Edmund Lalrindika

Personal information
- Date of birth: 24 April 1999 (age 27)
- Place of birth: Lunglei, Mizoram, India
- Height: 1.76 m (5 ft 9 in)
- Position: Winger

Team information
- Current team: East Bengal
- Number: 10

Youth career
- –2017: AIFF Elite Academy
- 2017: Bengaluru

Senior career*
- Years: Team / Apps / (Gls)
- 2017–2019: Bengaluru B / 4 / (2)
- 2017–2018: → Indian Arrows (loan) / 13 / (1)
- 2019–2024: Bengaluru / 13 / (0)
- 2020: → East Bengal (loan) / 2 / (0)
- 2023–2024: → Inter Kashi (loan) / 22 / (4)
- 2024–2025: Inter Kashi / 21 / (5)
- 2025–: East Bengal / 10 / (4)

International career^{‡}
- 2017: India U20 / 6 / (2)
- 2024–: India / 11 / (0)

= Edmund Lalrindika =

Indian footballer (born 1999)

Edmund Lalrindika (born 24 April 1999) is an Indian professional footballer who plays as a forward for Indian Super League club East Bengal and the Indian national football team.

==Club career==
Born in Lunglei, Mizoram, Lalrindika was announced as part of the Bengaluru reserve side for the 2017–18 season. A month later, Lalrindika was selected to play for the Indian Arrows, an All India Football Federation-owned team that would consist of India under-20 players to give them playing time. He made his professional debut for the side in the Arrow's first match of the season against Chennai City. He started and played 90 minutes as Indian Arrows won 3–0.

=== Inter Kashi ===
On 2 September 2023, Bengaluru confirmed that Lalrindika would join newly formed club Inter Kashi on a 12-month loan until the end of the 2023–24 season.
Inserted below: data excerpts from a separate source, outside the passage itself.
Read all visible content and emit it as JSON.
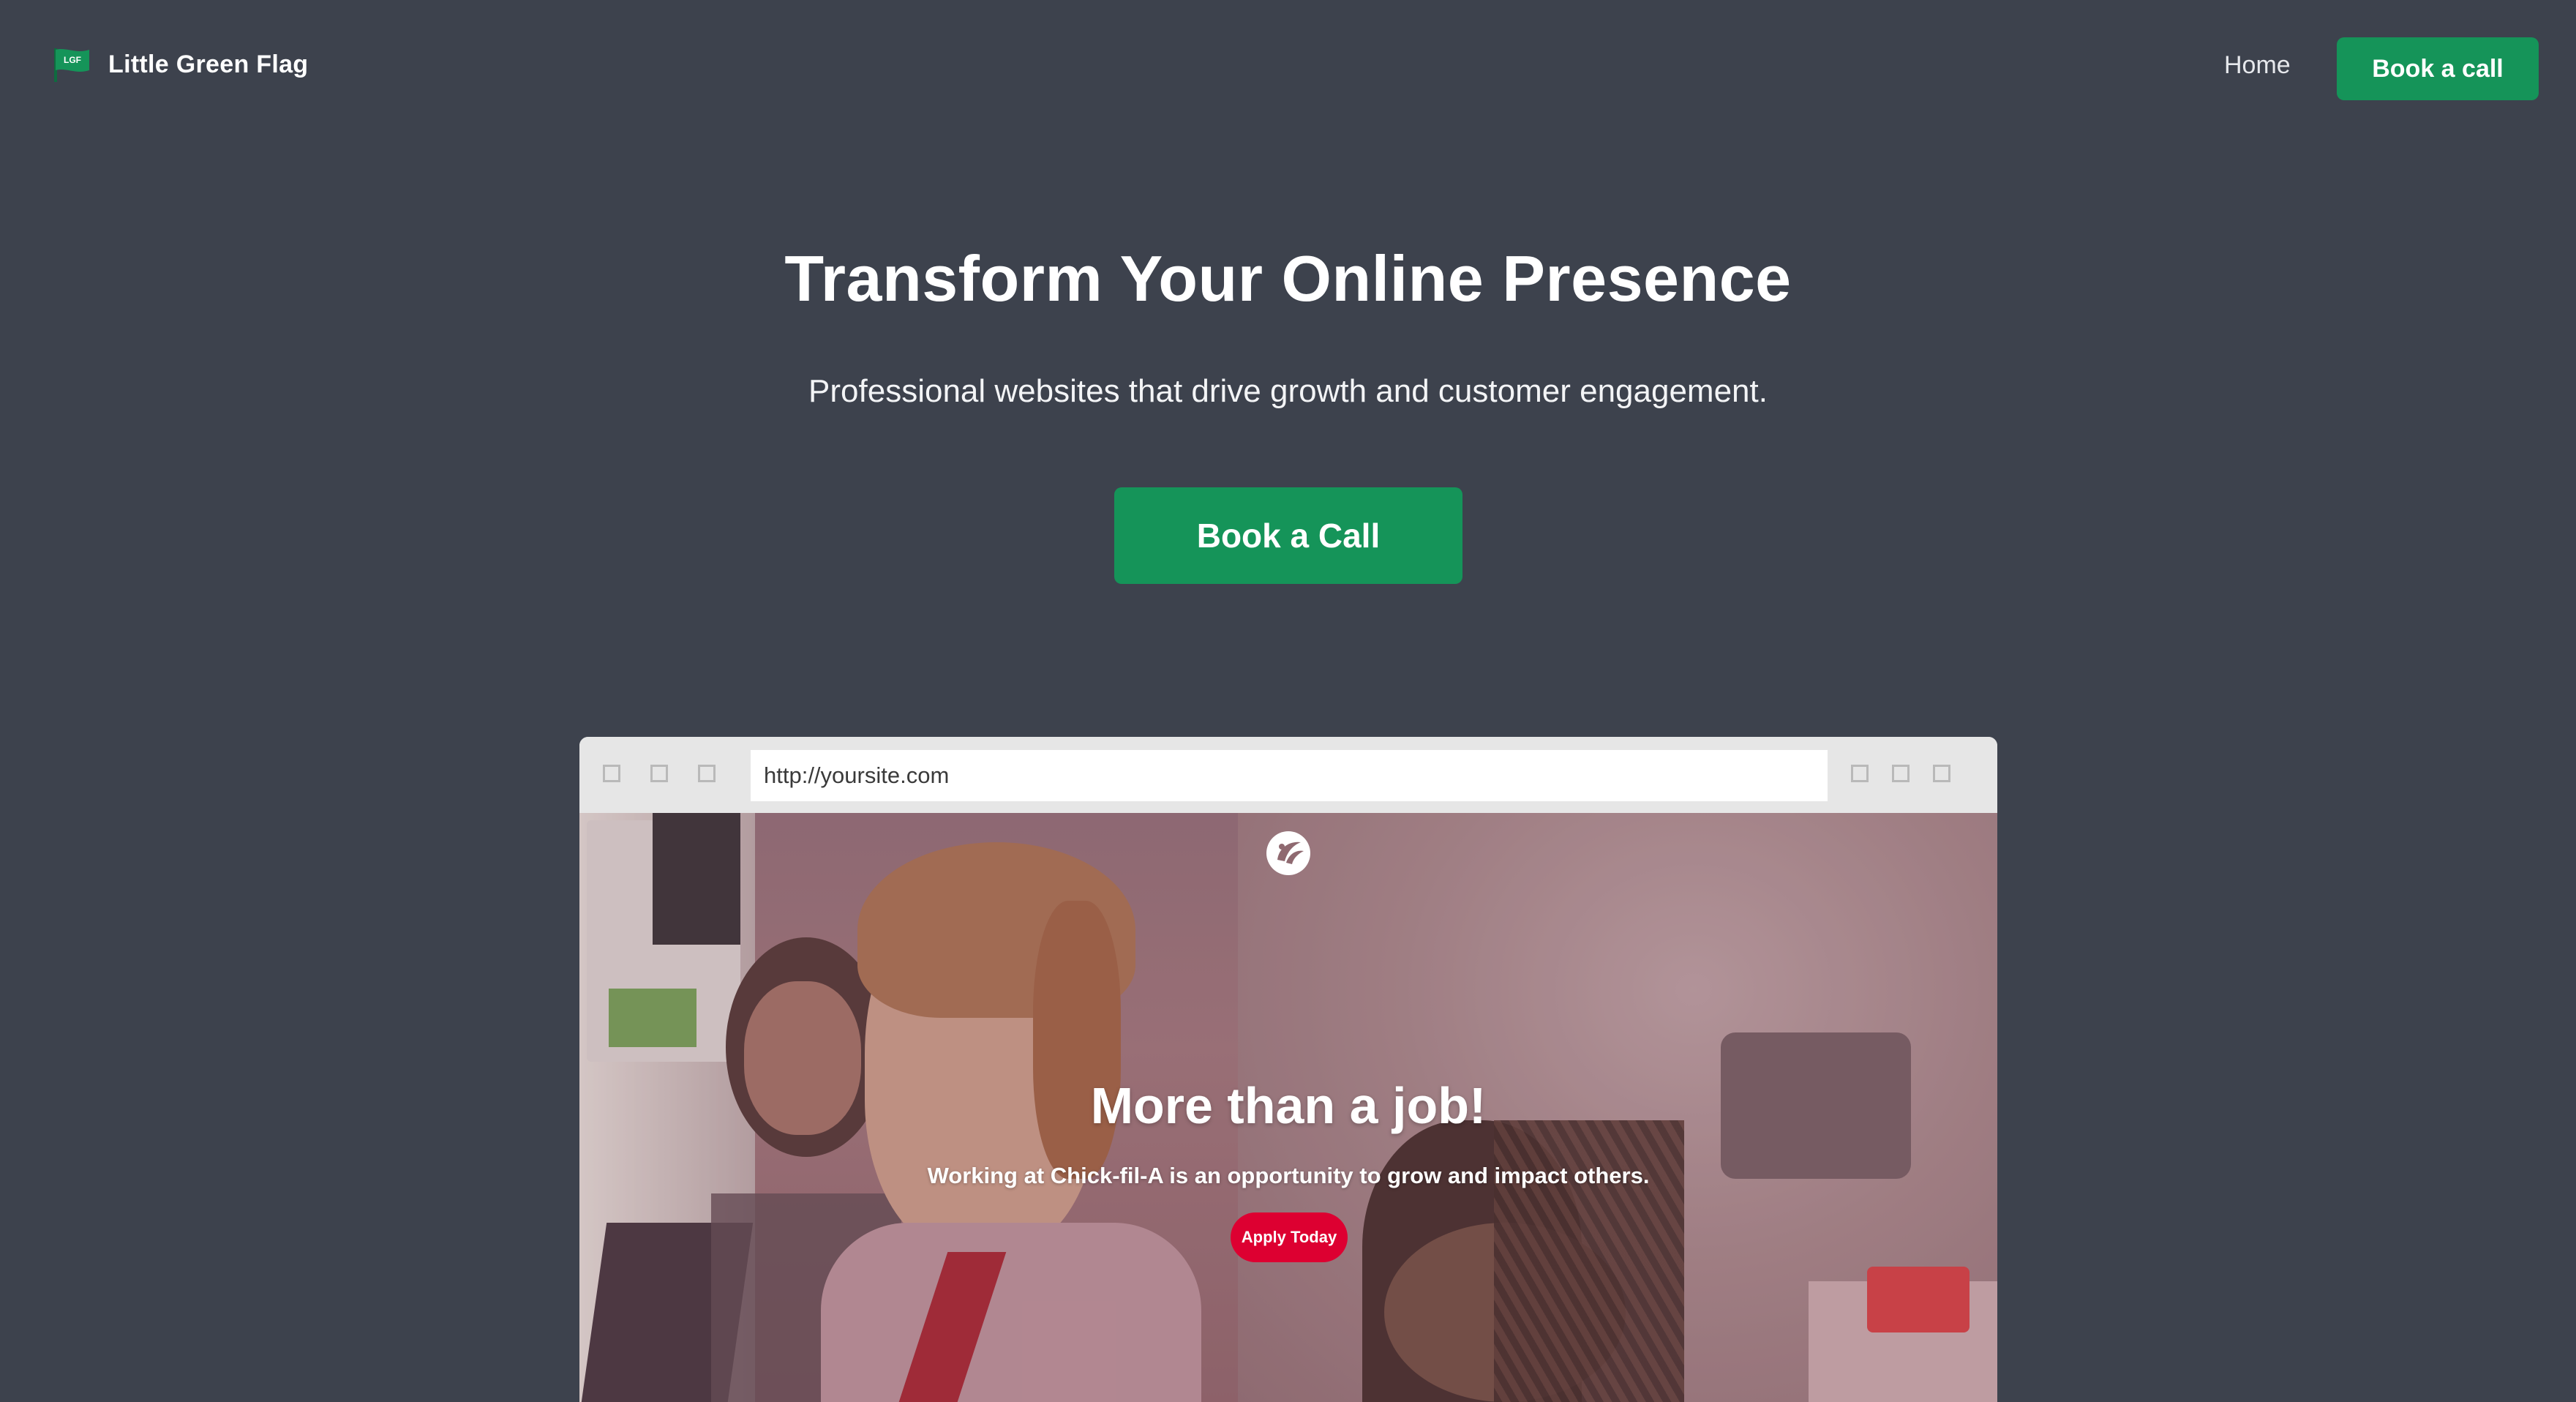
{
  "nav": {
    "brand_badge": "LGF",
    "brand_name": "Little Green Flag",
    "home_label": "Home",
    "cta_label": "Book a call"
  },
  "hero": {
    "title": "Transform Your Online Presence",
    "subtitle": "Professional websites that drive growth and customer engagement.",
    "cta_label": "Book a Call"
  },
  "browser_mock": {
    "url": "http://yoursite.com",
    "site": {
      "title": "More than a job!",
      "subtitle": "Working at Chick-fil-A is an opportunity to grow and impact others.",
      "cta_label": "Apply Today"
    }
  },
  "colors": {
    "page_background": "#3d424d",
    "brand_green": "#159459",
    "site_red": "#dd0031"
  },
  "icons": [
    "flag-logo-icon",
    "window-control-icon",
    "chick-fil-a-logo-icon"
  ]
}
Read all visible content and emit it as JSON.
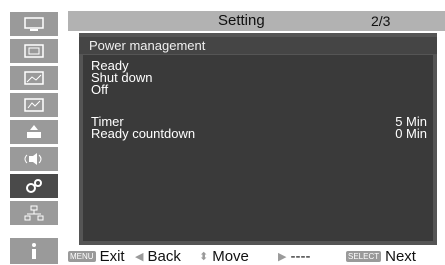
{
  "header": {
    "title": "Setting",
    "page": "2/3"
  },
  "submenu": {
    "title": "Power management"
  },
  "options": [
    {
      "label": "Ready"
    },
    {
      "label": "Shut down"
    },
    {
      "label": "Off"
    }
  ],
  "settings": [
    {
      "label": "Timer",
      "value": "5 Min"
    },
    {
      "label": "Ready countdown",
      "value": "0 Min"
    }
  ],
  "footer": {
    "exit": {
      "key": "MENU",
      "label": "Exit"
    },
    "back": {
      "label": "Back"
    },
    "move": {
      "label": "Move"
    },
    "forward": {
      "label": "----"
    },
    "next": {
      "key": "SELECT",
      "label": "Next"
    }
  },
  "sidebar": {
    "icons": [
      "display-icon",
      "computer-icon",
      "image-icon",
      "image-adjust-icon",
      "setting-icon",
      "sound-icon",
      "gear-icon",
      "network-icon",
      "info-icon"
    ],
    "active": "gear-icon"
  },
  "colors": {
    "header": "#b2b2b2",
    "panel": "#555555",
    "content": "#3a3a3a",
    "sidebar_icon": "#9a9a9a",
    "sidebar_active": "#4a4a4a"
  }
}
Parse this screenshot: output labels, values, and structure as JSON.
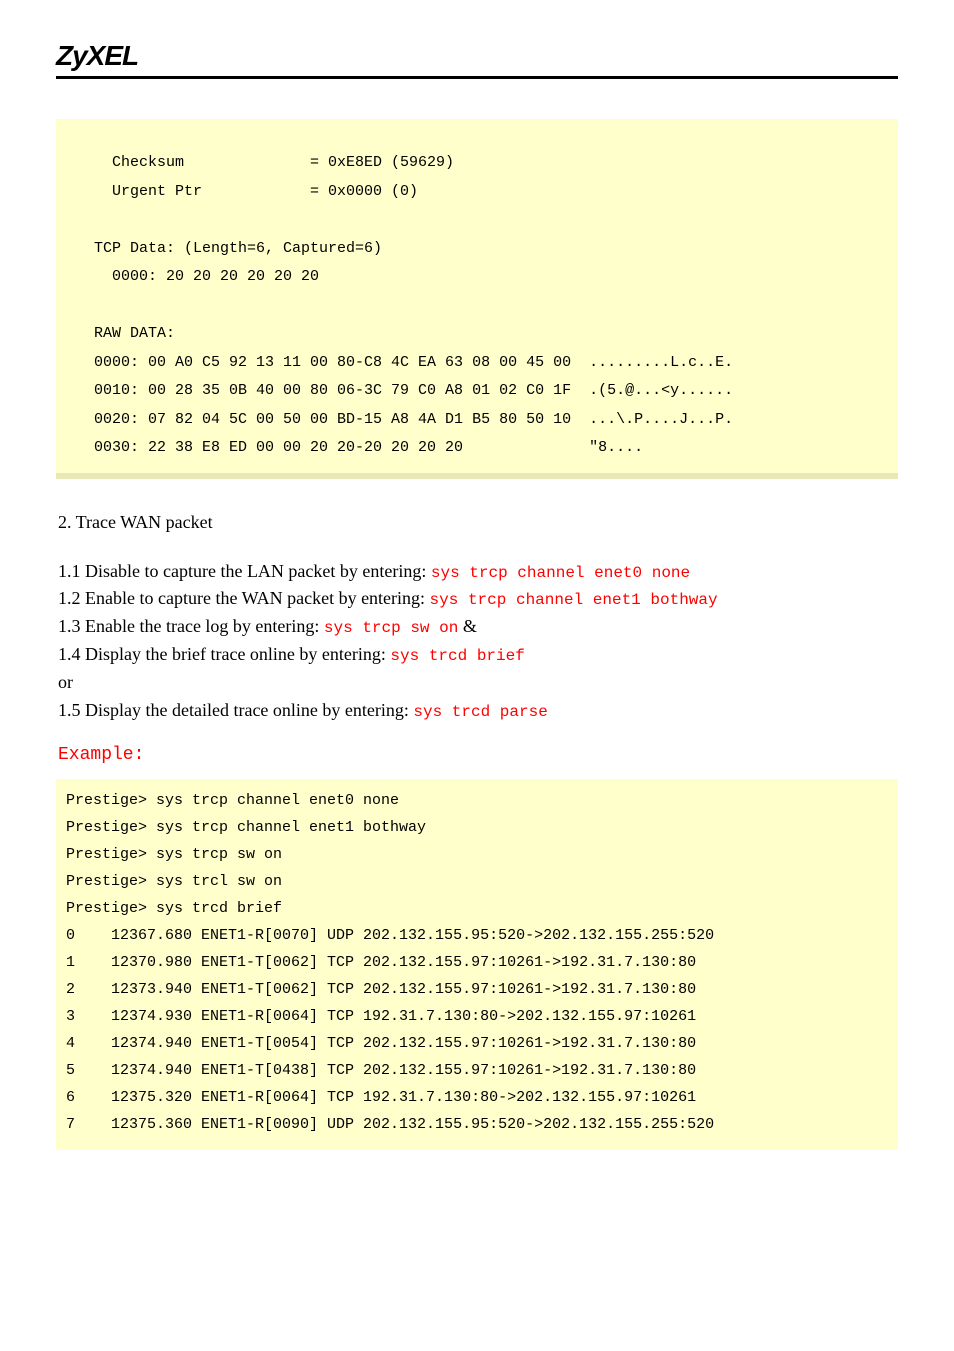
{
  "header": {
    "logo": "ZyXEL"
  },
  "top_box": {
    "l1": "    Checksum              = 0xE8ED (59629)",
    "l2": "    Urgent Ptr            = 0x0000 (0)",
    "l3": "",
    "l4": "  TCP Data: (Length=6, Captured=6)",
    "l5": "    0000: 20 20 20 20 20 20",
    "l6": "",
    "l7": "  RAW DATA:",
    "l8": "  0000: 00 A0 C5 92 13 11 00 80-C8 4C EA 63 08 00 45 00  .........L.c..E.",
    "l9": "  0010: 00 28 35 0B 40 00 80 06-3C 79 C0 A8 01 02 C0 1F  .(5.@...<y......",
    "l10": "  0020: 07 82 04 5C 00 50 00 BD-15 A8 4A D1 B5 80 50 10  ...\\.P....J...P.",
    "l11": "  0030: 22 38 E8 ED 00 00 20 20-20 20 20 20              \"8...."
  },
  "section_title": "2. Trace WAN packet",
  "steps": {
    "s1a": "1.1 Disable to capture the LAN packet by entering: ",
    "s1b": "sys trcp channel enet0 none",
    "s2a": "1.2 Enable to capture the WAN packet by entering: ",
    "s2b": "sys trcp channel enet1 bothway",
    "s3a": "1.3 Enable the trace log by entering: ",
    "s3b": "sys trcp sw on",
    "s3c": " & ",
    "s4a": "1.4 Display the brief trace online by entering: ",
    "s4b": "sys trcd brief",
    "or": "or",
    "s5a": "1.5 Display the detailed trace online by entering: ",
    "s5b": "sys trcd parse"
  },
  "example_label": "Example:",
  "bottom_box": {
    "l1": "Prestige> sys trcp channel enet0 none",
    "l2": "Prestige> sys trcp channel enet1 bothway",
    "l3": "Prestige> sys trcp sw on",
    "l4": "Prestige> sys trcl sw on",
    "l5": "Prestige> sys trcd brief",
    "l6": "0    12367.680 ENET1-R[0070] UDP 202.132.155.95:520->202.132.155.255:520",
    "l7": "1    12370.980 ENET1-T[0062] TCP 202.132.155.97:10261->192.31.7.130:80",
    "l8": "2    12373.940 ENET1-T[0062] TCP 202.132.155.97:10261->192.31.7.130:80",
    "l9": "3    12374.930 ENET1-R[0064] TCP 192.31.7.130:80->202.132.155.97:10261",
    "l10": "4    12374.940 ENET1-T[0054] TCP 202.132.155.97:10261->192.31.7.130:80",
    "l11": "5    12374.940 ENET1-T[0438] TCP 202.132.155.97:10261->192.31.7.130:80",
    "l12": "6    12375.320 ENET1-R[0064] TCP 192.31.7.130:80->202.132.155.97:10261",
    "l13": "7    12375.360 ENET1-R[0090] UDP 202.132.155.95:520->202.132.155.255:520"
  }
}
On 28 October 2023, Inter Kashi played their first ever official match against Gokulam Kerala in the I-League. Lalrindika scored the club's first goal, in a 2–2 draw.

On 26 March 2024, Lalrindika terminated his contract with Bengaluru and signed permanently with Inter Kashi, on a two-year deal. He made 22 league appearances for the club on loan, scoring 4 goals and delivered 8 assists.

=== East Bengal ===
On 14 May 2025, Indian Super League outfit East Bengal roped in Lalrindika for an undisclosed transfer fee from Inter Kashi.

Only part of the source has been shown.